Patients suffering from dystonia, an uncommon yet potentially crippling movement disorder, get better results if they begin deep brain stimulation therapy sooner rather than later, according to an international study published in the March issue of the Journal of Neurology.
“Our data suggest that patients who begin treatment earlier in the disease process may expect a better general outcome than those with longer disease duration. Also, age at surgery appears to influence the time necessary to achieve the best clinical response, meaning that older patients need more time before reaching their potential benefit,” said Michele Tagliati, MD, director of the Movement Disorders Program at Cedars-Sinai Medical Center and the article’s senior author.

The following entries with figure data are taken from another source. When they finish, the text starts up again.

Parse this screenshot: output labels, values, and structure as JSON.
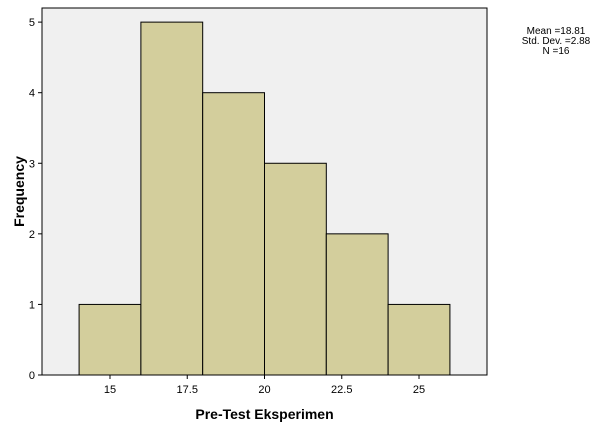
{
  "chart_data": {
    "type": "bar",
    "subtype": "histogram",
    "bins": [
      {
        "start": 14,
        "end": 16,
        "count": 1
      },
      {
        "start": 16,
        "end": 18,
        "count": 5
      },
      {
        "start": 18,
        "end": 20,
        "count": 4
      },
      {
        "start": 20,
        "end": 22,
        "count": 3
      },
      {
        "start": 22,
        "end": 24,
        "count": 2
      },
      {
        "start": 24,
        "end": 26,
        "count": 1
      }
    ],
    "xlabel": "Pre-Test Eksperimen",
    "ylabel": "Frequency",
    "xlim": [
      12.8,
      27.2
    ],
    "ylim": [
      0,
      5.2
    ],
    "x_ticks": [
      15,
      17.5,
      20,
      22.5,
      25
    ],
    "x_tick_labels": [
      "15",
      "17.5",
      "20",
      "22.5",
      "25"
    ],
    "y_ticks": [
      0,
      1,
      2,
      3,
      4,
      5
    ],
    "y_tick_labels": [
      "0",
      "1",
      "2",
      "3",
      "4",
      "5"
    ],
    "grid": false,
    "colors": {
      "bar_fill": "#d3ce9c",
      "bar_stroke": "#000000",
      "plot_bg": "#f0f0f0"
    }
  },
  "stats": {
    "mean": "Mean =18.81",
    "std_dev": "Std. Dev. =2.88",
    "n": "N =16"
  }
}
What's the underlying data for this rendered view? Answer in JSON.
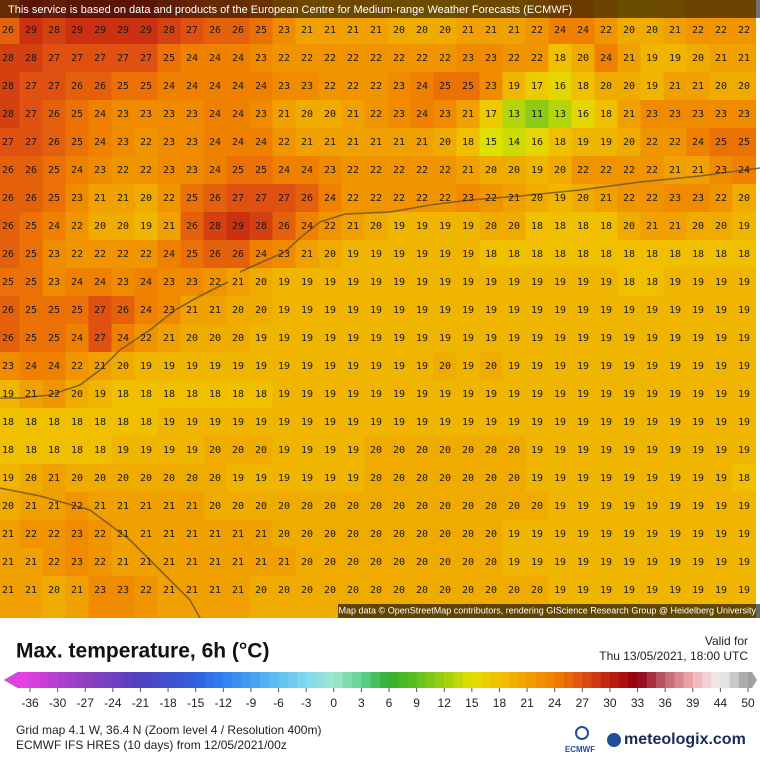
{
  "header": {
    "notice": "This service is based on data and products of the European Centre for Medium-range Weather Forecasts (ECMWF)"
  },
  "map": {
    "attribution": "Map data © OpenStreetMap contributors, rendering GIScience Research Group @ Heidelberg University",
    "grid": [
      [
        26,
        29,
        28,
        29,
        29,
        29,
        29,
        28,
        27,
        26,
        26,
        25,
        23,
        21,
        21,
        21,
        21,
        20,
        20,
        20,
        21,
        21,
        21,
        22,
        24,
        24,
        22,
        20,
        20,
        21,
        22,
        22,
        22
      ],
      [
        28,
        28,
        27,
        27,
        27,
        27,
        27,
        25,
        24,
        24,
        24,
        23,
        22,
        22,
        22,
        22,
        22,
        22,
        22,
        22,
        23,
        23,
        22,
        22,
        18,
        20,
        24,
        21,
        19,
        19,
        20,
        21,
        21
      ],
      [
        28,
        27,
        27,
        26,
        26,
        25,
        25,
        24,
        24,
        24,
        24,
        24,
        23,
        23,
        22,
        22,
        22,
        23,
        24,
        25,
        25,
        23,
        19,
        17,
        16,
        18,
        20,
        20,
        19,
        21,
        21,
        20,
        20
      ],
      [
        28,
        27,
        26,
        25,
        24,
        23,
        23,
        23,
        23,
        24,
        24,
        23,
        21,
        20,
        20,
        21,
        22,
        23,
        24,
        23,
        21,
        17,
        13,
        11,
        13,
        16,
        18,
        21,
        23,
        23,
        23,
        23,
        23
      ],
      [
        27,
        27,
        26,
        25,
        24,
        23,
        22,
        23,
        23,
        24,
        24,
        24,
        22,
        21,
        21,
        21,
        21,
        21,
        21,
        20,
        18,
        15,
        14,
        16,
        18,
        19,
        19,
        20,
        22,
        22,
        24,
        25,
        25
      ],
      [
        26,
        26,
        25,
        24,
        23,
        22,
        22,
        23,
        23,
        24,
        25,
        25,
        24,
        24,
        23,
        22,
        22,
        22,
        22,
        22,
        21,
        20,
        20,
        19,
        20,
        22,
        22,
        22,
        22,
        21,
        21,
        23,
        24
      ],
      [
        26,
        26,
        25,
        23,
        21,
        21,
        20,
        22,
        25,
        26,
        27,
        27,
        27,
        26,
        24,
        22,
        22,
        22,
        22,
        22,
        23,
        22,
        21,
        20,
        19,
        20,
        21,
        22,
        22,
        23,
        23,
        22,
        20
      ],
      [
        26,
        25,
        24,
        22,
        20,
        20,
        19,
        21,
        26,
        28,
        29,
        28,
        26,
        24,
        22,
        21,
        20,
        19,
        19,
        19,
        19,
        20,
        20,
        18,
        18,
        18,
        18,
        20,
        21,
        21,
        20,
        20,
        19
      ],
      [
        26,
        25,
        23,
        22,
        22,
        22,
        22,
        24,
        25,
        26,
        26,
        24,
        23,
        21,
        20,
        19,
        19,
        19,
        19,
        19,
        19,
        18,
        18,
        18,
        18,
        18,
        18,
        18,
        18,
        18,
        18,
        18,
        18
      ],
      [
        25,
        25,
        23,
        24,
        24,
        23,
        24,
        23,
        23,
        22,
        21,
        20,
        19,
        19,
        19,
        19,
        19,
        19,
        19,
        19,
        19,
        19,
        19,
        19,
        19,
        19,
        19,
        18,
        18,
        19,
        19,
        19,
        19
      ],
      [
        26,
        25,
        25,
        25,
        27,
        26,
        24,
        23,
        21,
        21,
        20,
        20,
        19,
        19,
        19,
        19,
        19,
        19,
        19,
        19,
        19,
        19,
        19,
        19,
        19,
        19,
        19,
        19,
        19,
        19,
        19,
        19,
        19
      ],
      [
        26,
        25,
        25,
        24,
        27,
        24,
        22,
        21,
        20,
        20,
        20,
        19,
        19,
        19,
        19,
        19,
        19,
        19,
        19,
        19,
        19,
        19,
        19,
        19,
        19,
        19,
        19,
        19,
        19,
        19,
        19,
        19,
        19
      ],
      [
        23,
        24,
        24,
        22,
        21,
        20,
        19,
        19,
        19,
        19,
        19,
        19,
        19,
        19,
        19,
        19,
        19,
        19,
        19,
        20,
        19,
        20,
        19,
        19,
        19,
        19,
        19,
        19,
        19,
        19,
        19,
        19,
        19
      ],
      [
        19,
        21,
        22,
        20,
        19,
        18,
        18,
        18,
        18,
        18,
        18,
        18,
        19,
        19,
        19,
        19,
        19,
        19,
        19,
        19,
        19,
        19,
        19,
        19,
        19,
        19,
        19,
        19,
        19,
        19,
        19,
        19,
        19
      ],
      [
        18,
        18,
        18,
        18,
        18,
        18,
        18,
        19,
        19,
        19,
        19,
        19,
        19,
        19,
        19,
        19,
        19,
        19,
        19,
        19,
        19,
        19,
        19,
        19,
        19,
        19,
        19,
        19,
        19,
        19,
        19,
        19,
        19
      ],
      [
        18,
        18,
        18,
        18,
        18,
        19,
        19,
        19,
        19,
        20,
        20,
        20,
        19,
        19,
        19,
        19,
        20,
        20,
        20,
        20,
        20,
        20,
        20,
        19,
        19,
        19,
        19,
        19,
        19,
        19,
        19,
        19,
        19
      ],
      [
        19,
        20,
        21,
        20,
        20,
        20,
        20,
        20,
        20,
        20,
        19,
        19,
        19,
        19,
        19,
        19,
        20,
        20,
        20,
        20,
        20,
        20,
        20,
        19,
        19,
        19,
        19,
        19,
        19,
        19,
        19,
        19,
        18
      ],
      [
        20,
        21,
        21,
        22,
        21,
        21,
        21,
        21,
        21,
        20,
        20,
        20,
        20,
        20,
        20,
        20,
        20,
        20,
        20,
        20,
        20,
        20,
        20,
        20,
        19,
        19,
        19,
        19,
        19,
        19,
        19,
        19,
        19
      ],
      [
        21,
        22,
        22,
        23,
        22,
        21,
        21,
        21,
        21,
        21,
        21,
        21,
        20,
        20,
        20,
        20,
        20,
        20,
        20,
        20,
        20,
        20,
        19,
        19,
        19,
        19,
        19,
        19,
        19,
        19,
        19,
        19,
        19
      ],
      [
        21,
        21,
        22,
        23,
        22,
        21,
        21,
        21,
        21,
        21,
        21,
        21,
        21,
        20,
        20,
        20,
        20,
        20,
        20,
        20,
        20,
        20,
        19,
        19,
        19,
        19,
        19,
        19,
        19,
        19,
        19,
        19,
        19
      ],
      [
        21,
        21,
        20,
        21,
        23,
        23,
        22,
        21,
        21,
        21,
        21,
        20,
        20,
        20,
        20,
        20,
        20,
        20,
        20,
        20,
        20,
        20,
        20,
        20,
        19,
        19,
        19,
        19,
        19,
        19,
        19,
        19,
        19
      ]
    ]
  },
  "legend": {
    "title": "Max. temperature, 6h (°C)",
    "valid_label": "Valid for",
    "valid_time": "Thu 13/05/2021, 18:00 UTC",
    "ticks": [
      -36,
      -30,
      -27,
      -24,
      -21,
      -18,
      -15,
      -12,
      -9,
      -6,
      -3,
      0,
      3,
      6,
      9,
      12,
      15,
      18,
      21,
      24,
      27,
      30,
      33,
      36,
      39,
      44,
      50
    ],
    "colors": [
      "#e040e0",
      "#b040d0",
      "#9040c0",
      "#7040c0",
      "#5040c0",
      "#4050d0",
      "#3060e0",
      "#3080f0",
      "#40a0f0",
      "#60c0f0",
      "#80d8f0",
      "#a0e8d0",
      "#60d090",
      "#30b030",
      "#60c020",
      "#a0d010",
      "#e0e000",
      "#f0c000",
      "#f0a000",
      "#f08000",
      "#e05010",
      "#c02010",
      "#900010",
      "#c06070",
      "#f0b0b0",
      "#f0f0f0",
      "#a0a0a0"
    ]
  },
  "footer": {
    "grid_info": "Grid map 4.1 W, 36.4 N (Zoom level 4 / Resolution 400m)",
    "model": "ECMWF IFS HRES (10 days) from 12/05/2021/00z",
    "ecmwf_logo": "ECMWF",
    "brand": "meteologix.com"
  }
}
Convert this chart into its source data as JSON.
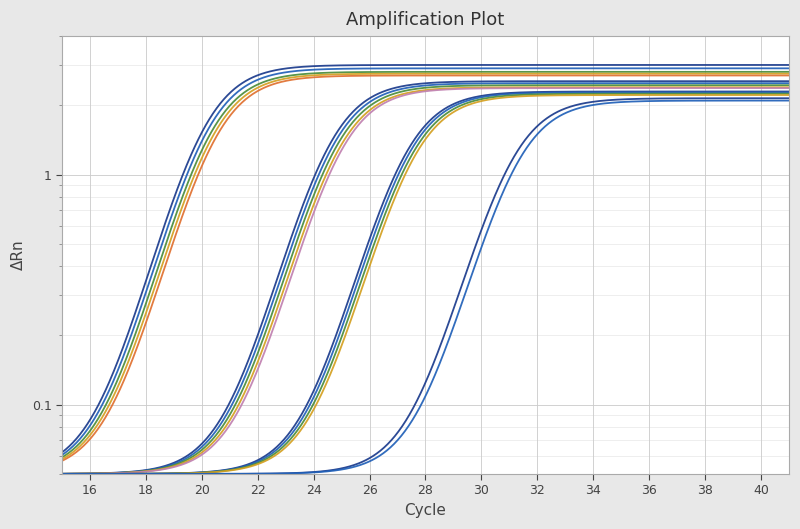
{
  "title": "Amplification Plot",
  "xlabel": "Cycle",
  "ylabel": "ΔRn",
  "xlim": [
    15,
    41
  ],
  "ylim_log": [
    0.05,
    4.0
  ],
  "xticks": [
    16,
    18,
    20,
    22,
    24,
    26,
    28,
    30,
    32,
    34,
    36,
    38,
    40
  ],
  "background_color": "#e8e8e8",
  "plot_bg_color": "#ffffff",
  "grid_color": "#cccccc",
  "title_fontsize": 13,
  "axis_label_fontsize": 11,
  "curves": [
    {
      "ct": 20.0,
      "plateau": 3.0,
      "color": "#1a3a8c",
      "lw": 1.3
    },
    {
      "ct": 20.1,
      "plateau": 2.9,
      "color": "#2060b8",
      "lw": 1.3
    },
    {
      "ct": 20.2,
      "plateau": 2.8,
      "color": "#4a8c3a",
      "lw": 1.3
    },
    {
      "ct": 20.3,
      "plateau": 2.75,
      "color": "#d4a020",
      "lw": 1.3
    },
    {
      "ct": 20.4,
      "plateau": 2.7,
      "color": "#e07030",
      "lw": 1.3
    },
    {
      "ct": 24.5,
      "plateau": 2.55,
      "color": "#1a3a8c",
      "lw": 1.3
    },
    {
      "ct": 24.6,
      "plateau": 2.5,
      "color": "#2060b8",
      "lw": 1.3
    },
    {
      "ct": 24.7,
      "plateau": 2.45,
      "color": "#4a8c3a",
      "lw": 1.3
    },
    {
      "ct": 24.8,
      "plateau": 2.4,
      "color": "#d4a020",
      "lw": 1.3
    },
    {
      "ct": 24.9,
      "plateau": 2.38,
      "color": "#c080b0",
      "lw": 1.3
    },
    {
      "ct": 27.2,
      "plateau": 2.3,
      "color": "#1a3a8c",
      "lw": 1.3
    },
    {
      "ct": 27.3,
      "plateau": 2.28,
      "color": "#2060b8",
      "lw": 1.3
    },
    {
      "ct": 27.4,
      "plateau": 2.25,
      "color": "#4a8c3a",
      "lw": 1.3
    },
    {
      "ct": 27.5,
      "plateau": 2.22,
      "color": "#d4a020",
      "lw": 1.3
    },
    {
      "ct": 31.0,
      "plateau": 2.15,
      "color": "#1a3a8c",
      "lw": 1.3
    },
    {
      "ct": 31.2,
      "plateau": 2.1,
      "color": "#2060b8",
      "lw": 1.3
    }
  ],
  "steepness": 1.1,
  "baseline": 0.05
}
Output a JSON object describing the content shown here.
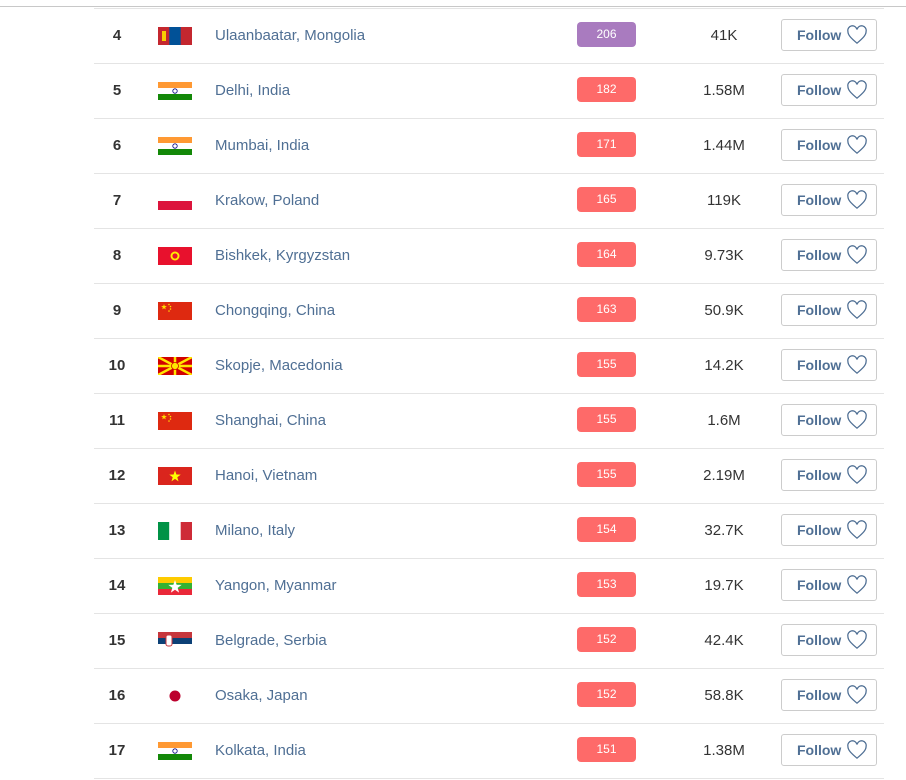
{
  "colors": {
    "aqi_purple": "#a97bbf",
    "aqi_red": "#fe6a69"
  },
  "follow_label": "Follow",
  "rows": [
    {
      "rank": "4",
      "flag": "mongolia",
      "city": "Ulaanbaatar, Mongolia",
      "aqi": "206",
      "level": "purple",
      "followers": "41K"
    },
    {
      "rank": "5",
      "flag": "india",
      "city": "Delhi, India",
      "aqi": "182",
      "level": "red",
      "followers": "1.58M"
    },
    {
      "rank": "6",
      "flag": "india",
      "city": "Mumbai, India",
      "aqi": "171",
      "level": "red",
      "followers": "1.44M"
    },
    {
      "rank": "7",
      "flag": "poland",
      "city": "Krakow, Poland",
      "aqi": "165",
      "level": "red",
      "followers": "119K"
    },
    {
      "rank": "8",
      "flag": "kyrgyzstan",
      "city": "Bishkek, Kyrgyzstan",
      "aqi": "164",
      "level": "red",
      "followers": "9.73K"
    },
    {
      "rank": "9",
      "flag": "china",
      "city": "Chongqing, China",
      "aqi": "163",
      "level": "red",
      "followers": "50.9K"
    },
    {
      "rank": "10",
      "flag": "macedonia",
      "city": "Skopje, Macedonia",
      "aqi": "155",
      "level": "red",
      "followers": "14.2K"
    },
    {
      "rank": "11",
      "flag": "china",
      "city": "Shanghai, China",
      "aqi": "155",
      "level": "red",
      "followers": "1.6M"
    },
    {
      "rank": "12",
      "flag": "vietnam",
      "city": "Hanoi, Vietnam",
      "aqi": "155",
      "level": "red",
      "followers": "2.19M"
    },
    {
      "rank": "13",
      "flag": "italy",
      "city": "Milano, Italy",
      "aqi": "154",
      "level": "red",
      "followers": "32.7K"
    },
    {
      "rank": "14",
      "flag": "myanmar",
      "city": "Yangon, Myanmar",
      "aqi": "153",
      "level": "red",
      "followers": "19.7K"
    },
    {
      "rank": "15",
      "flag": "serbia",
      "city": "Belgrade, Serbia",
      "aqi": "152",
      "level": "red",
      "followers": "42.4K"
    },
    {
      "rank": "16",
      "flag": "japan",
      "city": "Osaka, Japan",
      "aqi": "152",
      "level": "red",
      "followers": "58.8K"
    },
    {
      "rank": "17",
      "flag": "india",
      "city": "Kolkata, India",
      "aqi": "151",
      "level": "red",
      "followers": "1.38M"
    }
  ]
}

Dystonia causes muscles to contract, with the affected body part twisting involuntarily and symptoms ranging from mild to severe. The Food and Drug Administration approved deep brain stimulation as a therapy for certain treatment-resistant dystonias in 2003 after approving it for essential tremor in 1997 and Parkinson’s disease in 2002. The procedure recently was approved on a limited basis for obsessive-compulsive disorder.
“We knew from earlier work that younger patients with shorter disease duration had better clinical outcomes in the short term. Now we know they fare best in the long term, as well. Our study uniquely showed that age and disease duration play complementary roles in predicting long-term clinical outcomes. The good news for older patients is that while they may not see the rapid gains of younger patients, their symptoms may gradually improve over several years,” said Tagliati, who is considered one of the world’s top experts on the therapy.
The study involved 44 patients with generalised dystonia ranging in age from 10 to 59 years, with a midpoint of 31 years. Disease duration ranged from two to 42 years, with a midpoint of 15 years. There were three key clusters of patients whose medical records were analysed:
- Those younger than 27 and who had suffered from dystonia fewer than 17 years (17 patients);
- Those older than 27 but who had suffered fewer than 17 years (eight patients);
- Those older than 27 and who had suffered more than 17 years (19 patients).
Patients were evaluated on a standard dystonia rating scale at three intervals: after treatment began (baseline) and at one- and three-years. Specific results included:
- Every patient experienced overall improvement in motor function – their ability to control muscles and movements – after surgery and device activation. All ratings of individual body regions or functions such as speech (sub-scores) improved significantly at one year. Further gains were seen at three years;
- Three patients’ overall outcomes declined, with mild worsening of some symptoms between years one and three;
- Five more patients had some worse sub-scores at year three but continued to show overall improvement and did not return to their pre-treatment impairment levels;
- Patients older than 27 at the time of surgery showed an additional 10 per cent average improvement between years one and three of therapy;
- Thirty-two patients were taking prescription drugs before surgery but this number declined by 52 per cent at year one and 80 per cent at year three.
The stimulation device consists of electrical leads implanted in the brain and an electrical pulse generator located near the collarbone. The stimulator is programmed with a remote, hand-held controller to modulate abnormal nerve signals that cause dystonia’s uncontrolled muscle contractions.
Dystonia is less common than Parkinson’s disease – and has been more of a medical mystery, even among many movement disorders specialists. Proper surgical placement of the stimulation device and precise, individualised programming are critical to successful treatment, said Tagliati, who leads an educational course on deep brain stimulation programming every year at the American Academy of Neurology meetings. He said many cases of seemingly “failed” therapy can be corrected through expert fine-tuning of the device, along with optimal medication management.
The study was funded in part by a grant from the Bachmann-Strauss Dystonia & Parkinson Foundation and the Mariani Foundation for Paediatric Neurology. Although Tagliati and other authors receive speaking honoraria and consulting fees from Medtronic Inc., none are related to this study.